Every insurance network provides different benefits to plan participants, and your employer options may provide more than one insurer for you to choose from. You should look at what health care professionals and providers are in-network for each different insurer. You may find that in your area more health care providers work with one particular insurance network over another, or it may not matter as all providers accept all insurers.
Understand plan types.
There are a limited number of plan types within any given insurance network. Here’s a quick overview of the most common types:
- An HMO typically provides all the health-related services you need through a specific network of health care facilities and providers. HMOs can sometimes limit the choice you have when it comes to selecting a provider. They also require that your primary care physician refers you to specialists when needed.
- PPOs allow you a bit more flexibility to choose your providers, and you don’t need a referral from your primary care physician to see a specialist. However, they also have high out-of-pocket costs to see any providers or specialists who are out of network.
- EPOs have no coverage for out-of-network providers, normally have lower premiums than PPOs, and you have some freedom to select your providers.
- POS plans blend HMOs and PPOs.
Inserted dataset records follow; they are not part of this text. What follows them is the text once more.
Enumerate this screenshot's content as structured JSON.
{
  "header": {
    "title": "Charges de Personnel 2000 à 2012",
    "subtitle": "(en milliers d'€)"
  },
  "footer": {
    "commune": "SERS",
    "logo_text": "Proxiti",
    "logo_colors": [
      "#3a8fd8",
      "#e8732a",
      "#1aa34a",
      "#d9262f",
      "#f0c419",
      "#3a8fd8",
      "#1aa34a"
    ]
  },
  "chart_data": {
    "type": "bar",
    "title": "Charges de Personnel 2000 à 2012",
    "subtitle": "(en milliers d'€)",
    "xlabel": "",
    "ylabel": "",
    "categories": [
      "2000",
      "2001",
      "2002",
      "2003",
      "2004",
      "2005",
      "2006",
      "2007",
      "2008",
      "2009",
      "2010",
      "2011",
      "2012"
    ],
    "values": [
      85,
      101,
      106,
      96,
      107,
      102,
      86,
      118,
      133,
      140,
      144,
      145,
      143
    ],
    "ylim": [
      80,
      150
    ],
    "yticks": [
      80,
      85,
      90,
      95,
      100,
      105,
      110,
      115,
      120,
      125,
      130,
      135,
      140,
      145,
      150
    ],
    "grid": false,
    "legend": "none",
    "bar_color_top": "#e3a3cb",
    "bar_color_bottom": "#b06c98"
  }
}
You have some freedom to choose health care providers, some paperwork to see providers who are out of network, and your primary care doctor coordinates your care (which means they refer you to specialists).
- Finally, HDHPs are a type of coverage plan that falls under the umbrella of either HMOs, PPOs, EPOs, or POSs. They have higher out-of-pocket costs, and when you reach your out of pocket maximum, the plan pays for 100% of your care.
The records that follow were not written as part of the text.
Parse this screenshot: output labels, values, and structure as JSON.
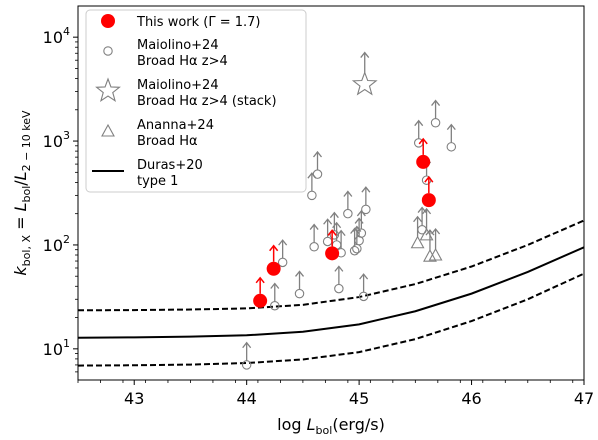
{
  "chart_data": {
    "type": "scatter",
    "xlabel": "log L_bol(erg/s)",
    "ylabel": "k_bol,X = L_bol/L_2-10 keV",
    "xlim": [
      42.5,
      47
    ],
    "ylim_log10": [
      0.7,
      4.3
    ],
    "y_scale": "log",
    "x_ticks": [
      "43",
      "44",
      "45",
      "46",
      "47"
    ],
    "y_ticks": [
      {
        "value": 10,
        "base": "10",
        "exp": "1"
      },
      {
        "value": 100,
        "base": "10",
        "exp": "2"
      },
      {
        "value": 1000,
        "base": "10",
        "exp": "3"
      },
      {
        "value": 10000,
        "base": "10",
        "exp": "4"
      }
    ],
    "legend_position": "top-left",
    "legend": [
      {
        "id": "this_work",
        "lines": [
          "This work (Γ = 1.7)"
        ]
      },
      {
        "id": "maiolino",
        "lines": [
          "Maiolino+24",
          "Broad Hα z>4"
        ]
      },
      {
        "id": "maiolino_stack",
        "lines": [
          "Maiolino+24",
          "Broad Hα z>4 (stack)"
        ]
      },
      {
        "id": "ananna",
        "lines": [
          "Ananna+24",
          "Broad Hα"
        ]
      },
      {
        "id": "duras",
        "lines": [
          "Duras+20",
          "type 1"
        ]
      }
    ],
    "colors": {
      "this_work": "#ff0000",
      "other": "#808080",
      "duras": "#000000"
    },
    "series": [
      {
        "id": "this_work",
        "name": "This work (Γ = 1.7)",
        "marker": "filled-circle",
        "lower_limit": true,
        "points": [
          {
            "x": 44.12,
            "y": 29
          },
          {
            "x": 44.24,
            "y": 59
          },
          {
            "x": 44.76,
            "y": 83
          },
          {
            "x": 45.57,
            "y": 630
          },
          {
            "x": 45.62,
            "y": 270
          }
        ]
      },
      {
        "id": "maiolino",
        "name": "Maiolino+24 Broad Hα z>4",
        "marker": "open-circle",
        "lower_limit": true,
        "points": [
          {
            "x": 44.0,
            "y": 7
          },
          {
            "x": 44.25,
            "y": 26
          },
          {
            "x": 44.32,
            "y": 68
          },
          {
            "x": 44.47,
            "y": 34
          },
          {
            "x": 44.58,
            "y": 300
          },
          {
            "x": 44.6,
            "y": 96
          },
          {
            "x": 44.63,
            "y": 480
          },
          {
            "x": 44.72,
            "y": 108
          },
          {
            "x": 44.78,
            "y": 125
          },
          {
            "x": 44.8,
            "y": 100
          },
          {
            "x": 44.82,
            "y": 38
          },
          {
            "x": 44.84,
            "y": 84
          },
          {
            "x": 44.9,
            "y": 200
          },
          {
            "x": 44.96,
            "y": 88
          },
          {
            "x": 44.98,
            "y": 92
          },
          {
            "x": 45.0,
            "y": 110
          },
          {
            "x": 45.02,
            "y": 130
          },
          {
            "x": 45.04,
            "y": 32
          },
          {
            "x": 45.06,
            "y": 220
          },
          {
            "x": 45.53,
            "y": 960
          },
          {
            "x": 45.56,
            "y": 140
          },
          {
            "x": 45.6,
            "y": 420
          },
          {
            "x": 45.68,
            "y": 1500
          },
          {
            "x": 45.82,
            "y": 880
          }
        ]
      },
      {
        "id": "maiolino_stack",
        "name": "Maiolino+24 Broad Hα z>4 (stack)",
        "marker": "open-star",
        "lower_limit": true,
        "points": [
          {
            "x": 45.05,
            "y": 3500
          }
        ]
      },
      {
        "id": "ananna",
        "name": "Ananna+24 Broad Hα",
        "marker": "open-triangle",
        "lower_limit": true,
        "points": [
          {
            "x": 45.52,
            "y": 105
          },
          {
            "x": 45.6,
            "y": 125
          },
          {
            "x": 45.63,
            "y": 78
          },
          {
            "x": 45.68,
            "y": 80
          }
        ]
      }
    ],
    "curves": [
      {
        "id": "duras_median",
        "style": "solid",
        "points": [
          [
            42.5,
            12.8
          ],
          [
            43,
            12.9
          ],
          [
            43.5,
            13.1
          ],
          [
            44,
            13.5
          ],
          [
            44.5,
            14.6
          ],
          [
            45,
            17.2
          ],
          [
            45.5,
            23
          ],
          [
            46,
            34
          ],
          [
            46.5,
            55
          ],
          [
            47,
            95
          ]
        ]
      },
      {
        "id": "duras_upper",
        "style": "dashed",
        "points": [
          [
            42.5,
            23.5
          ],
          [
            43,
            23.6
          ],
          [
            43.5,
            23.9
          ],
          [
            44,
            24.5
          ],
          [
            44.5,
            26.5
          ],
          [
            45,
            31.5
          ],
          [
            45.5,
            42
          ],
          [
            46,
            62
          ],
          [
            46.5,
            100
          ],
          [
            47,
            172
          ]
        ]
      },
      {
        "id": "duras_lower",
        "style": "dashed",
        "points": [
          [
            42.5,
            6.9
          ],
          [
            43,
            6.95
          ],
          [
            43.5,
            7.05
          ],
          [
            44,
            7.3
          ],
          [
            44.5,
            7.9
          ],
          [
            45,
            9.3
          ],
          [
            45.5,
            12.4
          ],
          [
            46,
            18.5
          ],
          [
            46.5,
            30
          ],
          [
            47,
            53
          ]
        ]
      }
    ]
  }
}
Look into your crystal ball.
No one can predict the future, but when it comes to picking the ideal health care plan for you, you need to do some forward thinking. For example, if you have children who have to visit the doctor regularly or enjoy playing on the jungle gym—you may want to consider a plan with lower copays for emergency room or wellness visits.
Alternatively, if you’re planning to see out of network specialists for some of your medical needs, a PPO may be better than a HMO for you. That way you don’t always need to visit your primary care physician for a referral. Everyone’s medical situation is unique and trying to determine the kind of care you need in the future isn’t easy. The good news is that you can always change your benefit selection during the next open enrollment period. So, you really only need to “predict” for the next year or so.
Whichever plan you choose, make sure that it provides the coverage you need at a budget-friendly cost.
Know what monthly premiums are and whether or not they make lower copayments for frequent doctor visits worth it. Understand what coverage you have, and what you can expect to pay for in network and out of network services. Finally, make sure the providers you trust are in network (or are partially covered if they’re out of network). There are many health care plan options available to you—don’t be afraid to take your time to find the one that’s the right fit!